Reputation: 93
I am trying to get derivative of output of a Keras model with respect to the input (x) of the model (not the weights). It seems like the easiest way is to use "gradients" from keras.backend which returns a tensor of gradients (https://keras.io/backend/). I am new with tensorflow and not comfortable with it yet. I have got the gradient tensor, and trying to get numerical values for it for different values of input (x). But it seems like the gradient value is independent of the input x (which is not expected to be) or I am doing something wrong. Any help or comment will be appreciated.
import keras
import numpy as np
import matplotlib.pyplot as plt
from keras.layers import Dense, Dropout, Activation
from keras.models import Sequential
import keras.backend as K
import tensorflow as tf
%matplotlib inline
n = 100 # sample size
x = np.linspace(0,1,n) #input
y = 4*(x-0.5)**2 #output
dy = 8*(x-0.5) #derivative of output wrt the input
model = Sequential()
model.add(Dense(32, input_dim=1, activation='relu')) # 1d input
model.add(Dense(32, activation='relu'))
model.add(Dense(1)) # 1d output
# Minimize mse
model.compile(loss='mse', optimizer='adam', metrics=["accuracy"])
model.fit(x, y, batch_size=10, epochs=1000, verbose=0)
gradients = K.gradients(model.output, model.input) #Gradient of output wrt the input of the model (Tensor)
print(gradients)
#value of gradient for the first x_test
x_test_1 = np.array([[0.2]])
sess = tf.Session()
sess.run(tf.global_variables_initializer())
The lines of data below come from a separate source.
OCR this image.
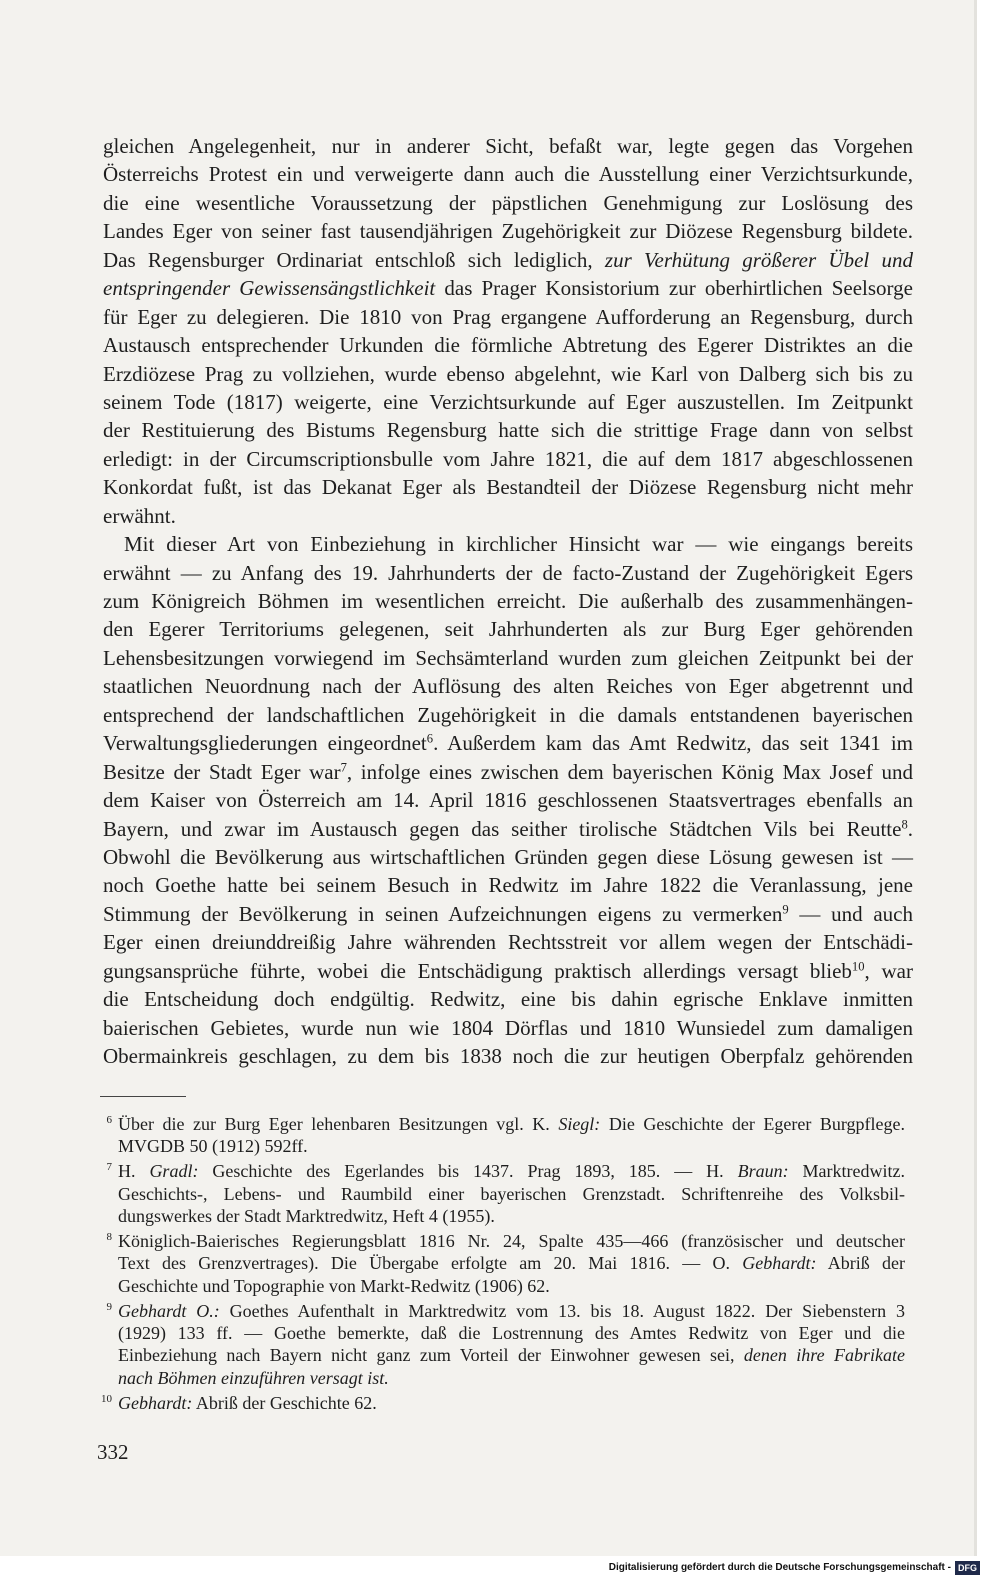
gleichen Angelegenheit, nur in anderer Sicht, befaßt war, legte gegen das Vorgehen
Österreichs Protest ein und verweigerte dann auch die Ausstellung einer Verzichtsurkunde,
die eine wesentliche Voraussetzung der päpstlichen Genehmigung zur Loslösung des
Landes Eger von seiner fast tausendjährigen Zugehörigkeit zur Diözese Regensburg bildete.
Das Regensburger Ordinariat entschloß sich lediglich, zur Verhütung größerer Übel und
entspringender Gewissensängstlichkeit das Prager Konsistorium zur oberhirtlichen Seelsorge
für Eger zu delegieren. Die 1810 von Prag ergangene Aufforderung an Regensburg, durch
Austausch entsprechender Urkunden die förmliche Abtretung des Egerer Distriktes an die
Erzdiözese Prag zu vollziehen, wurde ebenso abgelehnt, wie Karl von Dalberg sich bis zu
seinem Tode (1817) weigerte, eine Verzichtsurkunde auf Eger auszustellen. Im Zeitpunkt
der Restituierung des Bistums Regensburg hatte sich die strittige Frage dann von selbst
erledigt: in der Circumscriptionsbulle vom Jahre 1821, die auf dem 1817 abgeschlossenen
Konkordat fußt, ist das Dekanat Eger als Bestandteil der Diözese Regensburg nicht mehr
erwähnt.
Mit dieser Art von Einbeziehung in kirchlicher Hinsicht war — wie eingangs bereits
erwähnt — zu Anfang des 19. Jahrhunderts der de facto-Zustand der Zugehörigkeit Egers
zum Königreich Böhmen im wesentlichen erreicht. Die außerhalb des zusammenhängen-
den Egerer Territoriums gelegenen, seit Jahrhunderten als zur Burg Eger gehörenden
Lehensbesitzungen vorwiegend im Sechsämterland wurden zum gleichen Zeitpunkt bei der
staatlichen Neuordnung nach der Auflösung des alten Reiches von Eger abgetrennt und
entsprechend der landschaftlichen Zugehörigkeit in die damals entstandenen bayerischen
Verwaltungsgliederungen eingeordnet$^6$. Außerdem kam das Amt Redwitz, das seit 1341 im
Besitze der Stadt Eger war$^7$, infolge eines zwischen dem bayerischen König Max Josef und
dem Kaiser von Österreich am 14. April 1816 geschlossenen Staatsvertrages ebenfalls an
Bayern, und zwar im Austausch gegen das seither tirolische Städtchen Vils bei Reutte$^8$.
Obwohl die Bevölkerung aus wirtschaftlichen Gründen gegen diese Lösung gewesen ist —
noch Goethe hatte bei seinem Besuch in Redwitz im Jahre 1822 die Veranlassung, jene
Stimmung der Bevölkerung in seinen Aufzeichnungen eigens zu vermerken$^9$ — und auch
Eger einen dreiunddreißig Jahre währenden Rechtsstreit vor allem wegen der Entschädi-
gungsansprüche führte, wobei die Entschädigung praktisch allerdings versagt blieb$^{10}$, war
die Entscheidung doch endgültig. Redwitz, eine bis dahin egrische Enklave inmitten
baierischen Gebietes, wurde nun wie 1804 Dörflas und 1810 Wunsiedel zum damaligen
Obermainkreis geschlagen, zu dem bis 1838 noch die zur heutigen Oberpfalz gehörenden
6 Über die zur Burg Eger lehenbaren Besitzungen vgl. K. Siegl: Die Geschichte der Egerer Burgpflege.
MVGDB 50 (1912) 592ff.
7 H. Gradl: Geschichte des Egerlandes bis 1437. Prag 1893, 185. — H. Braun: Marktredwitz.
Geschichts-, Lebens- und Raumbild einer bayerischen Grenzstadt. Schriftenreihe des Volksbil-
dungswerkes der Stadt Marktredwitz, Heft 4 (1955).
8 Königlich-Baierisches Regierungsblatt 1816 Nr. 24, Spalte 435—466 (französischer und deutscher
Text des Grenzvertrages). Die Übergabe erfolgte am 20. Mai 1816. — O. Gebhardt: Abriß der
Geschichte und Topographie von Markt-Redwitz (1906) 62.
9 Gebhardt O.: Goethes Aufenthalt in Marktredwitz vom 13. bis 18. August 1822. Der Siebenstern 3
(1929) 133 ff. — Goethe bemerkte, daß die Lostrennung des Amtes Redwitz von Eger und die
Einbeziehung nach Bayern nicht ganz zum Vorteil der Einwohner gewesen sei, denen ihre Fabrikate
nach Böhmen einzuführen versagt ist.
10 Gebhardt: Abriß der Geschichte 62.
332
Digitalisierung gefördert durch die Deutsche Forschungsgemeinschaft - DFG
evaluated_gradients_1 = sess.run(gradients[0], feed_dict={model.input:
x_test_1})
print(evaluated_gradients_1)
#value of gradient for the second x_test
x_test_2 = np.array([[0.6]])
evaluated_gradients_2 = sess.run(gradients[0], feed_dict={model.input: x_test_2})
print(evaluated_gradients_2)
output of my code:
[<tf.Tensor 'gradients_1/dense_7/MatMul_grad/MatMul:0' shape=(?, 1) dtype=float32>]
[[-0.21614937]]
[[-0.21614937]]
evaluated_gradients_1 and evaluated_gradients_2 are different for different runs, but always equal! I expected them to be different for the same run, because they are for different values of input (x). Output of the network seems to be correct. Here's a plot of the network output: Output of the network vs. true value
Upvotes: 4
Views: 7468
Reputation: 93
Here's the answer:
sess = tf.Session()
sess.run(tf.global_variables_initializer())
should be replaced by:
sess = K.get_session()
The former creates a new tensorflow session and initializes all the values, that's why it gives random values as the output of gradient function. The latter pulls out the session which was used inside the Keras, which has after training values.
Upvotes: 5